Presiden Prabowo Subianto menyoroti pentingnya penyelamatan aset negara yang nilainya mencapai ratusan hingga ribuan triliun rupiah. Pernyataan ini menggarisbawahi adanya potensi kerugian besar jika aset-aset tersebut tidak dikelola secara optimal dan aman.
Menurut Prabowo, upaya penyelamatan kekayaan negara ini merupakan langkah krusial untuk memastikan bahwa sumber daya yang dimiliki bangsa dapat dimanfaatkan sebesar-besarnya demi kemakmuran rakyat. Beliau menekankan bahwa pengelolaan aset negara yang buruk atau tidak transparan dapat mengakibatkan hilangnya potensi pendapatan negara yang signifikan.
Pernyataan ini disampaikan dalam konteks kepedulian terhadap pengelolaan keuangan negara dan aset-aset yang dimilikinya. Angka ratusan hingga ribuan triliun rupiah menunjukkan skala permasalahan yang dihadapi dalam menjaga dan mengoptimalkan aset negara.
Lebih lanjut, Prabowo mengindikasikan perlunya langkah-langkah konkret dan sistematis untuk mengidentifikasi, mengamankan, serta mengoptimalkan seluruh kekayaan negara yang belum terselamatkan. Hal ini mencakup aset yang mungkin belum tercatat dengan baik, aset yang berpotensi disalahgunakan, atau aset yang belum memberikan kontribusi maksimal bagi perekonomian nasional.
Fokus pada penyelamatan aset negara ini diharapkan dapat menjadi momentum untuk perbaikan tata kelola pemerintahan, khususnya dalam hal manajemen aset. Dengan pengelolaan yang lebih baik, diharapkan aset negara dapat memberikan manfaat ekonomi yang lebih besar dan berkontribusi pada pembangunan nasional.

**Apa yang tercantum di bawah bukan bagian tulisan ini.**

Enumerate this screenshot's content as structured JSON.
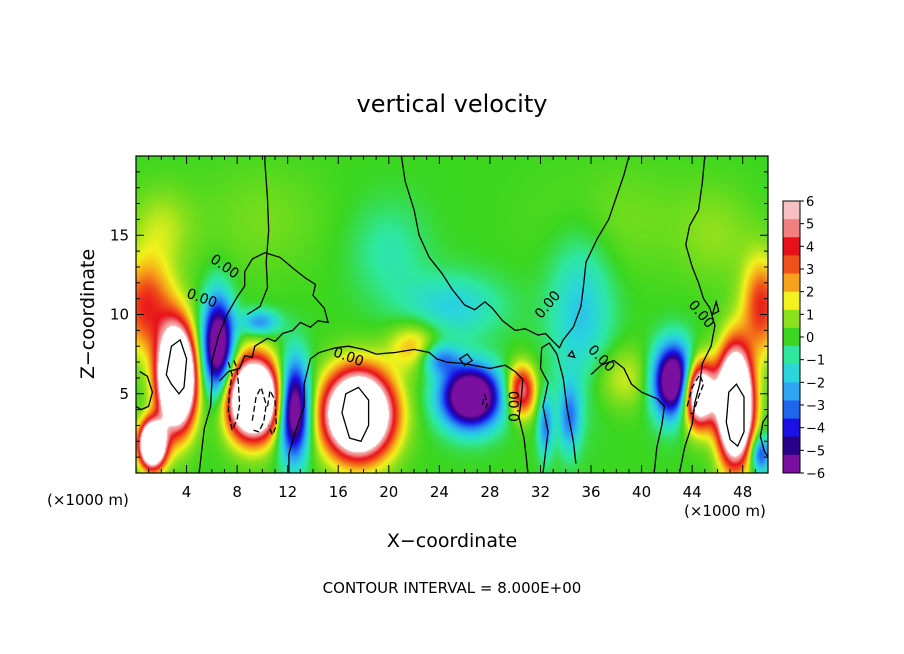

Prabowo juga mengisyaratkan bahwa tantangan dalam menyelamatkan aset negara ini memerlukan sinergi dari berbagai pihak, baik pemerintah pusat, daerah, maupun lembaga-lembaga terkait. Transparansi dan akuntabilitas dalam setiap proses pengelolaan aset menjadi kunci utama untuk mencegah kebocoran dan penyalahgunaan.
Upaya ini bukan hanya sekadar mengamankan nilai finansial, tetapi juga memastikan bahwa aset-aset tersebut dapat digunakan secara produktif untuk kepentingan masyarakat luas. Keberhasilan dalam menyelamatkan aset negara akan berdampak positif pada stabilitas ekonomi dan kemampuan negara dalam membiayai program-program pembangunan.